The office of Northumbria’s Police and Crime Commissioner made a bid for funding from the Home Office with the backing of city leaders, making the case for £494,479 for the Hendon area of Sunderland and £373,014 to support the New Town area of Houghton.
But today, the team has been told it has not been granted the cash – it now plans to write to the Government to find out why.
Had it been pledged, the Hendon funds would have targeted empty properties, which have been damaged as boilers and pipework have been ripped out to sell for scrap.
There were plans to install CCTV throughout the area – which experienced 57 burglaries between January last year and this March - including in back lanes where thieves use the access to drive off with stolen goods.
Other proposals drafted up included support for residents’ groups and burglary prevention packs, such as locks, alarms and motion-activated lighting, with support for the community to help people feel safe.
It was hoped a project could teach people DIY tips so they could protect their properties and learn a skill, while the use of vinyl stickers, which have been used to make empty houses look more attractive rather than them being boarded-up, would have been expanded.
Businesses would have also been helped, with support for owners to refurbish their properties to improve the area’s appearance.
Northumbria Police Commissioner Kim McGuinness said: “This is hugely disappointing news and a cruel snub by the Home Secretary.

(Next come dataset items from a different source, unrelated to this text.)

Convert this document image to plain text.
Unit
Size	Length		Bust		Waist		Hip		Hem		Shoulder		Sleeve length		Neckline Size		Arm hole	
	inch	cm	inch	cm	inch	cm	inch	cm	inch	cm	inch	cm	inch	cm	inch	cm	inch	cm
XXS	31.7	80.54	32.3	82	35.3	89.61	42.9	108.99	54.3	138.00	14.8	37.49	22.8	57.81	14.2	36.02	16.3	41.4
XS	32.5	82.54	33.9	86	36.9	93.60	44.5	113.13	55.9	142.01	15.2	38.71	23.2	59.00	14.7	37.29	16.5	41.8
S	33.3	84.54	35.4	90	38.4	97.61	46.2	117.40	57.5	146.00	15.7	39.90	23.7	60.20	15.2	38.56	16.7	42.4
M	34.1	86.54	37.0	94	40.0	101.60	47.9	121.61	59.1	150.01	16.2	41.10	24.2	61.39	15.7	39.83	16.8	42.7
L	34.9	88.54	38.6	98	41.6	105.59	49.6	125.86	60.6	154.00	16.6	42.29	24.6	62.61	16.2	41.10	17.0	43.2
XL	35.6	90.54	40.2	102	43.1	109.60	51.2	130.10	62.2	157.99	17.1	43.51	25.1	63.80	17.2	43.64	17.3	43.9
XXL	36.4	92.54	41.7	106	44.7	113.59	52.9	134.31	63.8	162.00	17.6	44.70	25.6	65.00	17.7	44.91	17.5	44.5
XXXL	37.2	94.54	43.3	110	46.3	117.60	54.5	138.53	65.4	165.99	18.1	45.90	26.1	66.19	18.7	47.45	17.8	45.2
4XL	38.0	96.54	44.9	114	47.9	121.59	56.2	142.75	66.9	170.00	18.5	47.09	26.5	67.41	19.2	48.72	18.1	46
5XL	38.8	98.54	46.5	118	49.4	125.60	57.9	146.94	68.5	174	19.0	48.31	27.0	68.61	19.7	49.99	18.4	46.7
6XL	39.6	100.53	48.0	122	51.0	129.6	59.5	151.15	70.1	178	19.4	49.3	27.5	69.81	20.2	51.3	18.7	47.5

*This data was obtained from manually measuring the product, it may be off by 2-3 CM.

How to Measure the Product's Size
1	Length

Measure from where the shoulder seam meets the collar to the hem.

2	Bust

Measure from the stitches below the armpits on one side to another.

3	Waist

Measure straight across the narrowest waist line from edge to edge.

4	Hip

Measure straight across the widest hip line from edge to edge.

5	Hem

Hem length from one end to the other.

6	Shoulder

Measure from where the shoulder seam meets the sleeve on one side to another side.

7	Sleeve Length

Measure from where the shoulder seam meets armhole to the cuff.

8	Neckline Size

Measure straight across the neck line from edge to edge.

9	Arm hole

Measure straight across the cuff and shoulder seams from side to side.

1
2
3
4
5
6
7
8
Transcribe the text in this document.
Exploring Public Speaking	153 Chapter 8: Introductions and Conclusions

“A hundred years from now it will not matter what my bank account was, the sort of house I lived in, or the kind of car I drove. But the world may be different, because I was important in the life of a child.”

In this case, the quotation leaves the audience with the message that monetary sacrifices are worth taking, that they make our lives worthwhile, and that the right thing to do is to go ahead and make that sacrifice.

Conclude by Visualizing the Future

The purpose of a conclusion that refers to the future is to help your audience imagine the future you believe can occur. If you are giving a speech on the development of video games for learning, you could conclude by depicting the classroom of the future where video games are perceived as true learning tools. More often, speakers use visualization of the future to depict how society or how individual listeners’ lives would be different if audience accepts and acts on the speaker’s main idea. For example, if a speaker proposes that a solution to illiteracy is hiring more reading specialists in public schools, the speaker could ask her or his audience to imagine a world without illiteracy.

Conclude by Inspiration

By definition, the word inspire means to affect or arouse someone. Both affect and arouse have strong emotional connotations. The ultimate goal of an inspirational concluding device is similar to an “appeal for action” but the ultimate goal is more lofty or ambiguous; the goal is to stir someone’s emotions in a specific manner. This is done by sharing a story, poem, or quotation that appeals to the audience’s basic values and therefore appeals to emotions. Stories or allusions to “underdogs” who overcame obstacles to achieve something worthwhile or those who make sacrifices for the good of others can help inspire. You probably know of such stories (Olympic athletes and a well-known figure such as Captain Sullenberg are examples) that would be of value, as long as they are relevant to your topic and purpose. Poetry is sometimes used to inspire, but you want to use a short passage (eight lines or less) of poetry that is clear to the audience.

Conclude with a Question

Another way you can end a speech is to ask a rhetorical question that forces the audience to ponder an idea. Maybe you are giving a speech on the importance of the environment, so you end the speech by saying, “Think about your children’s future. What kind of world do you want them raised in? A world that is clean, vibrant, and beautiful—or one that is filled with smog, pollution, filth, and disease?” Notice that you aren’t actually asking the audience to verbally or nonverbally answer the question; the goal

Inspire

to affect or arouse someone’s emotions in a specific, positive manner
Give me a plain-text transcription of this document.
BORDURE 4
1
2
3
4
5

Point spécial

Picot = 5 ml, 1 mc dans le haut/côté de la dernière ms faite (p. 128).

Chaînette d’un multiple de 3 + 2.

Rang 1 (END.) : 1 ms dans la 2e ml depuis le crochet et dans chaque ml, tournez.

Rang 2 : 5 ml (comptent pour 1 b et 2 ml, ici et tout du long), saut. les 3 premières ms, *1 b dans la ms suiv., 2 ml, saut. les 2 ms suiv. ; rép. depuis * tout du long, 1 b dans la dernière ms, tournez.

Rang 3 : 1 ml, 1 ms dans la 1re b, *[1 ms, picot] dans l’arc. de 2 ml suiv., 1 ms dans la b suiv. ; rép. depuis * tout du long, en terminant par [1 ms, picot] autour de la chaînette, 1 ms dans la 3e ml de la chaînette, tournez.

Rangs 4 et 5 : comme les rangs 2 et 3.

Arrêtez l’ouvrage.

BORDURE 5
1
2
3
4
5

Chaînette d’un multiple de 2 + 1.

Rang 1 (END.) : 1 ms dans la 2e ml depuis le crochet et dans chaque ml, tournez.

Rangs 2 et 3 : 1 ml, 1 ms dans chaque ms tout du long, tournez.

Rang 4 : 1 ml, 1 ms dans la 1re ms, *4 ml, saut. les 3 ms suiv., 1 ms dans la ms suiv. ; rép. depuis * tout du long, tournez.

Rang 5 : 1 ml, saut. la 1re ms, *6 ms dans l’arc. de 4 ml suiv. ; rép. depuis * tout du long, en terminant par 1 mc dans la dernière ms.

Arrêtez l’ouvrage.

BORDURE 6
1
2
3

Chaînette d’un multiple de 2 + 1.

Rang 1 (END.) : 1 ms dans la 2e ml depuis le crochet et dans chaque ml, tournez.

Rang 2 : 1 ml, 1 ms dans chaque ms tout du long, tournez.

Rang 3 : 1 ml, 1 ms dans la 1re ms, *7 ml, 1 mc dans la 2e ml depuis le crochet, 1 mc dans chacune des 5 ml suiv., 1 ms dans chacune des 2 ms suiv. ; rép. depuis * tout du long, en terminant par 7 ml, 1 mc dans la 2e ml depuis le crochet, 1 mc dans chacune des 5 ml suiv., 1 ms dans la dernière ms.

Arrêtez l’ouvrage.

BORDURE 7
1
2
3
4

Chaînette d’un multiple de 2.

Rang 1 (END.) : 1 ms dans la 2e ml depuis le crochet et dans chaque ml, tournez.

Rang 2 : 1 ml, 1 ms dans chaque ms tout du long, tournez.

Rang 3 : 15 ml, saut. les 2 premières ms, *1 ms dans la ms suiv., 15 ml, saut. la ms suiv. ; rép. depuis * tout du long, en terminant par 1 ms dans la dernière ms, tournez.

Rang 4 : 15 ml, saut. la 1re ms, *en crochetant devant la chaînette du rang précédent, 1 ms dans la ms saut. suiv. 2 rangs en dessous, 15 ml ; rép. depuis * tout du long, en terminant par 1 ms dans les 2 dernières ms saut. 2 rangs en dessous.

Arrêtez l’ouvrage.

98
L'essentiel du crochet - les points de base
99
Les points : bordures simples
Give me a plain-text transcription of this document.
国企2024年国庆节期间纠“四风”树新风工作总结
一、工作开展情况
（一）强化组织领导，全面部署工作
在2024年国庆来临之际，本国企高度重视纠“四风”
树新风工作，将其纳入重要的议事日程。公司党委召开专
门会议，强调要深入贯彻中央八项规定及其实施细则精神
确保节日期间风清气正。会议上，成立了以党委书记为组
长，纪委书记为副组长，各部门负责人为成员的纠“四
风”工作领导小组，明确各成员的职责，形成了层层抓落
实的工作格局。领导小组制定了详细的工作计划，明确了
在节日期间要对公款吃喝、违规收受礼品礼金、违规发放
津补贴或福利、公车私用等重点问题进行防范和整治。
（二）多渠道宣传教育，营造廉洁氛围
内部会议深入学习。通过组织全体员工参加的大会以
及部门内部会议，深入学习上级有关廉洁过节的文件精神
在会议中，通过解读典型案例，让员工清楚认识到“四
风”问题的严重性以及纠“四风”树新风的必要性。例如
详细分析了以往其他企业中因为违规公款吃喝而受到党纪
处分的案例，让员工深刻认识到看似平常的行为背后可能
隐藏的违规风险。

"My job is to help the police prevent crime and fight crime, but that task is near impossible if the Government will not give us the funding to do that job.
"We’re talking about a bid that would have provided nearly £1 million in burglary kits, CCTV systems and funds to sort out derelict properties.
"These are things that would have made a real difference to cutting crime, to make people feel safe in their homes.
"My office will be writing to the Home Office to ask why Sunderland has been snubbed this way.”
Councillor Michael Mordey is deputy leader of Sunderland City Council, chairman of the Safer Sunderland Partnership and a ward member for Hendon.
He said he was “bitterly disappointed” by the decision and said it was a “further slap in the face" for policing in the area, which has been hit by the impact of officer numbers being cut.
He added: “Not a single penny of the £25 million pot will come to Northumbria Police.
“I will do all I can, working with our local police and PCC to tackle the crime and antisocial behaviour in our area, but until the Tory Government funds police forces properly that work is going to be even more difficult.”
A Home Office spokesperson said: “Safer Streets Funding was awarded following an open, fair and transparent competition, with successful applications demonstrating how projects would deliver the aims of the programme.
“Northumbria PCC’s bid did not meet the requirements for funding and we will provide the PCC with full feedback.”